Before the Web, with its ever-increasing collection of streaming videos, before television, even before radio, there was the theater. On its stages events distant in time or space could be brought to life. In the final chapters of Mr. Bligh’s Bad Language, for example, cultural historian Greg Dening describes the dramatic re-enactments of Cook’s voyages, and of the mutiny on the Bounty, staged just weeks after news of the events reached Britain. Through these plays, Londoners could visit the shores of newly “discovered” Pacific islands.

But the theater is now more often a place for commentary than news, and this year a surprising amount of that commentary has been about climate change. In February 2011, two plays opened in London. Nature has described Greenland — by Moira Buffini, Matt Charman, Penelope Skinner, and Jack Thorne — as “a production almost as complex and unwieldy as climate change itself.” Richard Bean’s Heretic, by contrast, was seen as a comic success — but with “factual errors [that] will infuriate some scientists.” In October, Lungs, a Duncan Macmillan play about a couple contemplating reproduction in a world with climate change, premiered in Washington, D.C. And on November 4, a musical revenue, with undertones of climate change, began touring the Northeast.

Review
Bringing climate change music and dance to the theater.

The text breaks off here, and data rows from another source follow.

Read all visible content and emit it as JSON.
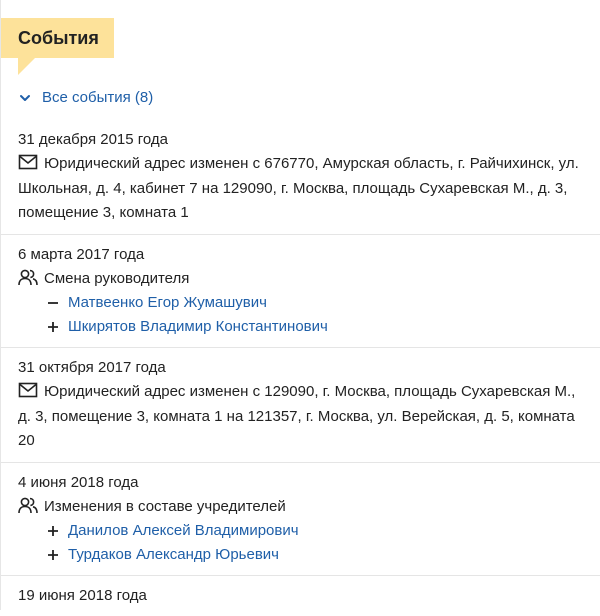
{
  "section": {
    "title": "События"
  },
  "all_events": {
    "label": "Все события (8)"
  },
  "events": [
    {
      "date": "31 декабря 2015 года",
      "icon": "mail-icon",
      "prefix": "Юридический адрес изменен с ",
      "old_address": "676770, Амурская область, г. Райчихинск, ул. Школьная, д. 4, кабинет 7",
      "middle": " на ",
      "new_address": "129090, г. Москва, площадь Сухаревская М., д. 3, помещение 3, комната 1"
    },
    {
      "date": "6 марта 2017 года",
      "icon": "people-icon",
      "title": "Смена руководителя",
      "people": [
        {
          "sign": "minus",
          "name": "Матвеенко Егор Жумашувич"
        },
        {
          "sign": "plus",
          "name": "Шкирятов Владимир Константинович"
        }
      ]
    },
    {
      "date": "31 октября 2017 года",
      "icon": "mail-icon",
      "prefix": "Юридический адрес изменен с ",
      "old_address": "129090, г. Москва, площадь Сухаревская М., д. 3, помещение 3, комната 1",
      "middle": " на ",
      "new_address": "121357, г. Москва, ул. Верейская, д. 5, комната 20"
    },
    {
      "date": "4 июня 2018 года",
      "icon": "people-icon",
      "title": "Изменения в составе учредителей",
      "people": [
        {
          "sign": "plus",
          "name": "Данилов Алексей Владимирович"
        },
        {
          "sign": "plus",
          "name": "Турдаков Александр Юрьевич"
        }
      ]
    },
    {
      "date": "19 июня 2018 года"
    }
  ],
  "colors": {
    "tab_bg": "#fde29a",
    "link": "#1f5fa8",
    "divider": "#e5e5e5"
  }
}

Water Is Rising: Music and Dance amid Climate Change is the joint effort of three different indigenous musical troupes and the UCLA Center for Intercultural Performance, under the direction of emeritus professor of World Arts and Cultures Judy Mitoma.

The three troupes were chosen to represent the distinct cultural heritages of three Pacific island-states threatened by rising sea levels: Kiribati, Tokelau, and Tuvalu. Together the three states encompass 45 islands (roughly 330 square miles of land) and a combined population of 114,000, with Kiribati (pronounced kirr-i-bas) comprising almost 90 percent of that total. In fact, College Park, Md., the location of the Clarice Smith Arts Center where the troupes performed on November 4, is nearly equal in size to Tokelau, the smallest of the three — and its population is 25 times larger.

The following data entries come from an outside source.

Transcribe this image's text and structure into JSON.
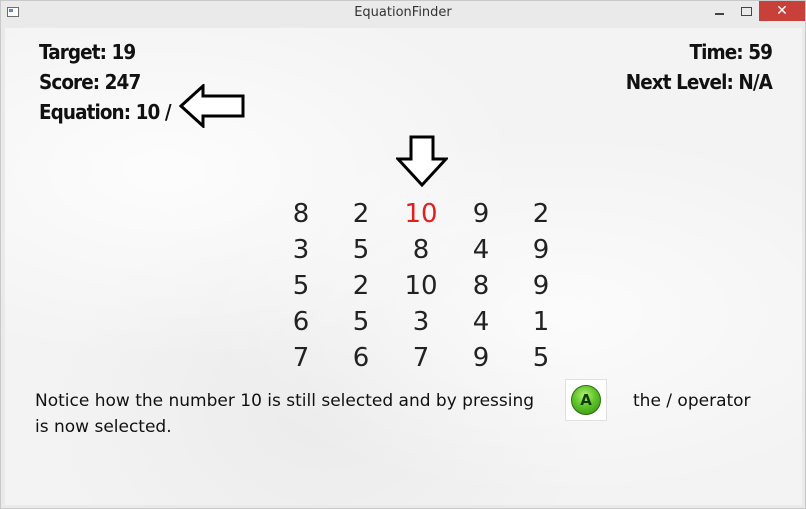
{
  "window": {
    "title": "EquationFinder",
    "close_glyph": "✕"
  },
  "hud": {
    "target": "Target: 19",
    "score": "Score: 247",
    "equation": "Equation: 10 /",
    "time": "Time:  59",
    "next_level": "Next Level: N/A"
  },
  "grid": {
    "rows": [
      [
        "8",
        "2",
        "10",
        "9",
        "2"
      ],
      [
        "3",
        "5",
        "8",
        "4",
        "9"
      ],
      [
        "5",
        "2",
        "10",
        "8",
        "9"
      ],
      [
        "6",
        "5",
        "3",
        "4",
        "1"
      ],
      [
        "7",
        "6",
        "7",
        "9",
        "5"
      ]
    ],
    "selected": {
      "row": 0,
      "col": 2
    },
    "selected_color": "#e02020"
  },
  "instructions": {
    "part1": "Notice how the number 10 is still selected and by pressing",
    "button_label": "A",
    "part2": "the / operator",
    "line2": "is now selected."
  },
  "colors": {
    "a_button": "#5fc42a"
  }
}
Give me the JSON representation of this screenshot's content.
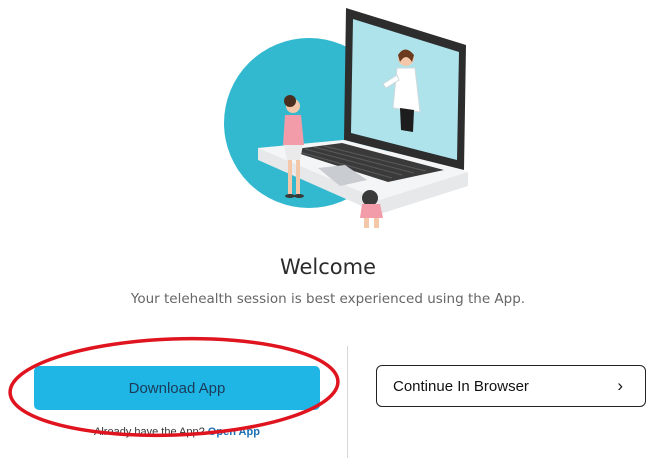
{
  "hero": {
    "illustration": "telehealth-laptop-illustration"
  },
  "welcome": {
    "title": "Welcome",
    "subtitle": "Your telehealth session is best experienced using the App."
  },
  "download": {
    "button_label": "Download App",
    "already_text": "Already have the App?",
    "open_app_label": "Open App"
  },
  "browser": {
    "button_label": "Continue In Browser",
    "chevron": "›"
  },
  "annotation": {
    "shape": "ellipse",
    "color": "#e0141e"
  },
  "colors": {
    "accent": "#1fb6e6",
    "hero_circle": "#33b9cf",
    "link": "#1a6fb3"
  }
}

Water Is Rising differs from the other productions that premiered this year in one doubly significant respect: its performers are not acting. Water Is Rising is not a play with a plot but a revue in which the three troupes take turns performing numbers that include both music and dance. But the problems addressed by many of these numbers are also not merely imagined. Each of these island communities already faces real consequences of climate change: rising sea levels, which batter their coasts and salinize their soils and drinking water, and changing patterns of precipitation. By presenting their cultural heritage to the outside world, and thereby attempting to persuade their audiences to take action on climate change, the 36 performers hope to preserve their islands.

Connecting Scenes of Daily Life with Music, Words

To assist the troupes in meeting this objective, the production includes a large screen suspended above the stage, against a backlit backdrop of fish netting. Color photographs are projected onto the screen. Captions, or the words for the number being performed, are then added, line by line, above or below the image. In this way, the audience can connect scenes of daily life in these communities with the music, words, and movements of the performers.

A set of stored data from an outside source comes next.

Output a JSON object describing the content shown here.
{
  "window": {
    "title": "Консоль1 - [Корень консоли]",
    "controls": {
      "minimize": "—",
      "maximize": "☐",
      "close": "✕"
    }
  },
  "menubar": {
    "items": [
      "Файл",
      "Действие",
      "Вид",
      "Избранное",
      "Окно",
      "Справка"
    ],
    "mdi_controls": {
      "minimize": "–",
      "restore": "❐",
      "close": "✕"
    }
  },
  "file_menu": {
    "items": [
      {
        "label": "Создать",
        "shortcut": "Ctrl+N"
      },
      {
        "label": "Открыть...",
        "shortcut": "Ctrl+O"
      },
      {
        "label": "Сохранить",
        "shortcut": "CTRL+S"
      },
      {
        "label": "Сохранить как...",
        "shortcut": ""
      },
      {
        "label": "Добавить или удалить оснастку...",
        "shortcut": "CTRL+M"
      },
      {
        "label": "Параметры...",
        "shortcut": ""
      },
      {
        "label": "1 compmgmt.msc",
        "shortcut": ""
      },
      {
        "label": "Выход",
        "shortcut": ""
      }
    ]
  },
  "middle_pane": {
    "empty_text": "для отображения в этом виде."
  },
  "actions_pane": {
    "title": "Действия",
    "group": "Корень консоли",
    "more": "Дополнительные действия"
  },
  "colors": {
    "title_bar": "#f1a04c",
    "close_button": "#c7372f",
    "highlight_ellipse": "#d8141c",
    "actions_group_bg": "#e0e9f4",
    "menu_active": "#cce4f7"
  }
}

The stage is otherwise bare. The only props are the native costumes, and the only instruments are acoustic guitars, ukuleles, and improvised percussion pieces — a slab of wood, a tin food container, and a small (about two feet by three feet and nine inches high) platform on which the performers slam/slap their hands.

That night’s performance began with a projected image of Earth from space, which then closed in on the United States. From there, viewers were carried across the Pacific, to each of the three island groups. Then one heard a chorus — but not from the stage. One troupe took facing positions on opposite sides of the balcony. The other two troupes bordered the audience below. All then filed to the stage, where they sat, cross-legged, in two rows just in front of the backdrop.

During this first part of the program, which featured traditional songs/dances about their island lives and histories, the troupes took turns: performing in the front for 15-20 minutes, then serving as an appreciative back-of-stage audience for the next 35-40 minutes. The highlight of this first hour: an increasingly feverish song about gathering coconuts to ransom fellow islanders held captive by white traders: “Do we have enough? Is it enough? Let us get some more.”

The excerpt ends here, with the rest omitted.